Safe4U: Identifying Unsound Safe Encapsulations of Unsafe Calls in Rust using LLMs

Huan Li, Bei Wang, Xing Hu, Xin Xia

被引用 1 次

摘要

Rust is an emerging programming language that ensures safety through strict compile-time checks. A Rust function marked as unsafe indicates it has additional safety requirements (e.g., initialized, not null), known as contracts in the community.
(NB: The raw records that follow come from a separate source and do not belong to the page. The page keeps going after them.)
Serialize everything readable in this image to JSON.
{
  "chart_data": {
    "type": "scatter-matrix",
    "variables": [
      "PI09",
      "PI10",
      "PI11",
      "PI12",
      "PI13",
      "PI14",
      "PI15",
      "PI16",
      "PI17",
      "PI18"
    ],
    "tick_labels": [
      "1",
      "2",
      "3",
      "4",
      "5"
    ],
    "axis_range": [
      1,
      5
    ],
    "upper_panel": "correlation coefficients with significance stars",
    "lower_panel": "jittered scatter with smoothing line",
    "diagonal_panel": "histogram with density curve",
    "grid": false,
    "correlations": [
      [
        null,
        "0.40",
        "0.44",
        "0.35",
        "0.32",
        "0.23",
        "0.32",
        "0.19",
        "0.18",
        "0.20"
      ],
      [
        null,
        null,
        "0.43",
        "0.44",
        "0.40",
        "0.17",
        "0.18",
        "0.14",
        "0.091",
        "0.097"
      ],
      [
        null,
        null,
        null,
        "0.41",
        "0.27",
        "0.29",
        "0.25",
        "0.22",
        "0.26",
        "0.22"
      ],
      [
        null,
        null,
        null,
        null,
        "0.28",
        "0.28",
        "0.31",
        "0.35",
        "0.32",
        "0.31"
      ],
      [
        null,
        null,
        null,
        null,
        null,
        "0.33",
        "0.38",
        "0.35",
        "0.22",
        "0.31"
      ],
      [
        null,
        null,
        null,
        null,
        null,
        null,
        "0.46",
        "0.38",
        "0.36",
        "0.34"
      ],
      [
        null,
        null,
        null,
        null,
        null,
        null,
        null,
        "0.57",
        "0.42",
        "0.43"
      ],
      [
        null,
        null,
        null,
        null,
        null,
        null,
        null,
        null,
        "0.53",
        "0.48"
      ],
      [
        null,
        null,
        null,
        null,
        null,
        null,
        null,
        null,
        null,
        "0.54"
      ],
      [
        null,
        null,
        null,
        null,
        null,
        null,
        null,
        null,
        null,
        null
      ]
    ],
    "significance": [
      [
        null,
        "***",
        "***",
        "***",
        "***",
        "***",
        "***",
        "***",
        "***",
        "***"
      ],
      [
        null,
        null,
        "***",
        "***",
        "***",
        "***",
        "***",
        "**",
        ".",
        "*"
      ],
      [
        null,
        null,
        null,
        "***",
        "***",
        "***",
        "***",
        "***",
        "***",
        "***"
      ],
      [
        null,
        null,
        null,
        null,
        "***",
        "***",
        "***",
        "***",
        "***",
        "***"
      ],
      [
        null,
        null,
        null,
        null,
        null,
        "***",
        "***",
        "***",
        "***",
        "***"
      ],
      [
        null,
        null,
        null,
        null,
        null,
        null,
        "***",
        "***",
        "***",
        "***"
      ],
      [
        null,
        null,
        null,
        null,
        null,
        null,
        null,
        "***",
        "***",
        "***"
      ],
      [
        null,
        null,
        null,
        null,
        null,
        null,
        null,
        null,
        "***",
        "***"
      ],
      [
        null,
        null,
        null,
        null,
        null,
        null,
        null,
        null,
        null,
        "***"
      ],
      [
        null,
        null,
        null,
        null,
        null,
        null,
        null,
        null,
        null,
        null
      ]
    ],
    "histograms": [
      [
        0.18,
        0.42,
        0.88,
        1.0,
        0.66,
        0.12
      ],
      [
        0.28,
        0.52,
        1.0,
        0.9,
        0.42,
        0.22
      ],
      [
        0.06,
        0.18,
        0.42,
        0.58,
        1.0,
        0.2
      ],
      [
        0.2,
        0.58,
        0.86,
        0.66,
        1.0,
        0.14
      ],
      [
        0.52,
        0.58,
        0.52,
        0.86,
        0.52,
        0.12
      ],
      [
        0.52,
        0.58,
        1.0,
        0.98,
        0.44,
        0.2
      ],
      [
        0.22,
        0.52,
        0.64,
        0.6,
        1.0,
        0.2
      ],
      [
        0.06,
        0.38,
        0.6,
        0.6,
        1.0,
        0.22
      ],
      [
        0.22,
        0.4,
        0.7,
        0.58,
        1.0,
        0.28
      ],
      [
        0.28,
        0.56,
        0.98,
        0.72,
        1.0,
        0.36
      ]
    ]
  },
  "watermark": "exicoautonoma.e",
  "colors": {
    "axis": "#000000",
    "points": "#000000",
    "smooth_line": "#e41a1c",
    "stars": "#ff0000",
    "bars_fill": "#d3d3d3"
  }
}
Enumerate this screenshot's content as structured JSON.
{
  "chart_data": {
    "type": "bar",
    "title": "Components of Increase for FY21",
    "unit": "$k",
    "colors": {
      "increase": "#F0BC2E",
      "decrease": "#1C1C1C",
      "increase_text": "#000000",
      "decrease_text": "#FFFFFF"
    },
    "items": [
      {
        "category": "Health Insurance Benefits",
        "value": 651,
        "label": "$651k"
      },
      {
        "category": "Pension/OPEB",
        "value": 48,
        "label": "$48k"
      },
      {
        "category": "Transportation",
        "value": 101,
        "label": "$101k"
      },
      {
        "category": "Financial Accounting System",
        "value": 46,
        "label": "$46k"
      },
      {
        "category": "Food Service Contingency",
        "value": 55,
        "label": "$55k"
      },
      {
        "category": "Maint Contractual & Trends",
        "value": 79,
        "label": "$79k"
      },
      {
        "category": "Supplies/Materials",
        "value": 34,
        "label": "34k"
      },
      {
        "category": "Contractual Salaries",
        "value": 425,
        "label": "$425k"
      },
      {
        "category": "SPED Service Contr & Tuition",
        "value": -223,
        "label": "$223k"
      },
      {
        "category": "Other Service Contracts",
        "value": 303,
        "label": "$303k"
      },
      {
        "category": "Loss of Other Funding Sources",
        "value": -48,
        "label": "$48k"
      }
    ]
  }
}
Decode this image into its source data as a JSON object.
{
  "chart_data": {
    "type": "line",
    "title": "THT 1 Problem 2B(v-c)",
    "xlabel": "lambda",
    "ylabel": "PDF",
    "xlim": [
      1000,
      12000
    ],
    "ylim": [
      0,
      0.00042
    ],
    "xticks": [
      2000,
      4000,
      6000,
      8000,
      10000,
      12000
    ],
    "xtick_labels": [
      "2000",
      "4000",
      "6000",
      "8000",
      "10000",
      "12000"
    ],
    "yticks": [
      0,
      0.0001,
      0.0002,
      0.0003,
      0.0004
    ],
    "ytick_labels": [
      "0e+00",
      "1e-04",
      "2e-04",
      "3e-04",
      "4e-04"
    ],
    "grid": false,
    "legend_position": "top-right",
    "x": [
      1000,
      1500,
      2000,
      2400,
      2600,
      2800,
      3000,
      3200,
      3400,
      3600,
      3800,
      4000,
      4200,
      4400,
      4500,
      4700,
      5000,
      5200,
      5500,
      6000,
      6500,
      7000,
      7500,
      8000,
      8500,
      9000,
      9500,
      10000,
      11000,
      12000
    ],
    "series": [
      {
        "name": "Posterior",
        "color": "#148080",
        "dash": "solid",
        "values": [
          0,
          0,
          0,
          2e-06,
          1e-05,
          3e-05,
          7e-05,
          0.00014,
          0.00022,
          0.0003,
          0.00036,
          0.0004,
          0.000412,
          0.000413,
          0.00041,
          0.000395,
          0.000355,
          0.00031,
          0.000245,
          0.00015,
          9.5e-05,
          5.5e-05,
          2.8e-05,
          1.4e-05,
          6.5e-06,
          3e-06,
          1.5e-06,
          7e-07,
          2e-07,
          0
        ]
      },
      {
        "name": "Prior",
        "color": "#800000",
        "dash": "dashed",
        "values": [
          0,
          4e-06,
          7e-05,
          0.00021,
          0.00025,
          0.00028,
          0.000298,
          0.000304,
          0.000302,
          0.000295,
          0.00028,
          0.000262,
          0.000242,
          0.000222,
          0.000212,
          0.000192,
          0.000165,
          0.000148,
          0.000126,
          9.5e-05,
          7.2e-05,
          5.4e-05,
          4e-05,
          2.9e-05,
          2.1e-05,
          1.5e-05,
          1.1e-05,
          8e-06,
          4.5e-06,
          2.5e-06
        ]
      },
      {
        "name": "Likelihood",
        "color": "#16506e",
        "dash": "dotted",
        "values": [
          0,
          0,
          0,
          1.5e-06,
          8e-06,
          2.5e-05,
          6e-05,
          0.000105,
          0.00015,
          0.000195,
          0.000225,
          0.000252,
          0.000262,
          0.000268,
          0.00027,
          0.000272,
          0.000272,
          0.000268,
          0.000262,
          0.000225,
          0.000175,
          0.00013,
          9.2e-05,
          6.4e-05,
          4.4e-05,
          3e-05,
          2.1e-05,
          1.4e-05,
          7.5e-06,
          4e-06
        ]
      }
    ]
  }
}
These unsafe functions can only be called within explicit unsafe blocks and the contracts must be guaranteed by the caller. To reuse and reduce unsafe code, the community recommends using safe encapsulation of unsafe calls (EUC) in practice. However, an EUC is unsound if any contract is not guaranteed and could lead to undefined behaviors in safe Rust, thus breaking Rust's safety promise. It is challenging to identify unsound EUCs with conventional techniques due to the limitation in cross-lingual comprehension of code and natural language. Large language models (LLMs) have demonstrated impressive capabilities, but their performance is unsatisfactory owing to the complexity of contracts and the lack of domain knowledge. To this end, we propose a novel framework, Safe4U, which incorporates LLMs, static analysis tools, and domain knowledge to identify unsound EUCs. Safe4U first utilizes static analysis tools to retrieve relevant context. Then, it decomposes the primitive contract description into several fine-grained classified contracts. Ultimately, Safe4U introduces domain knowledge and invokes the reasoning capability of LLMs to verify every fine-grained contract. The evaluation results show that Safe4U brings a general performance improvement and the fine-grained results are constructive for locating specific unsound sources. In real-world scenarios, Safe4U can identify 9 out of 11 unsound EUCs from CVE. Furthermore, Safe4U detected 22 new unsound EUCs in the most downloaded crates, 16 of which have been confirmed.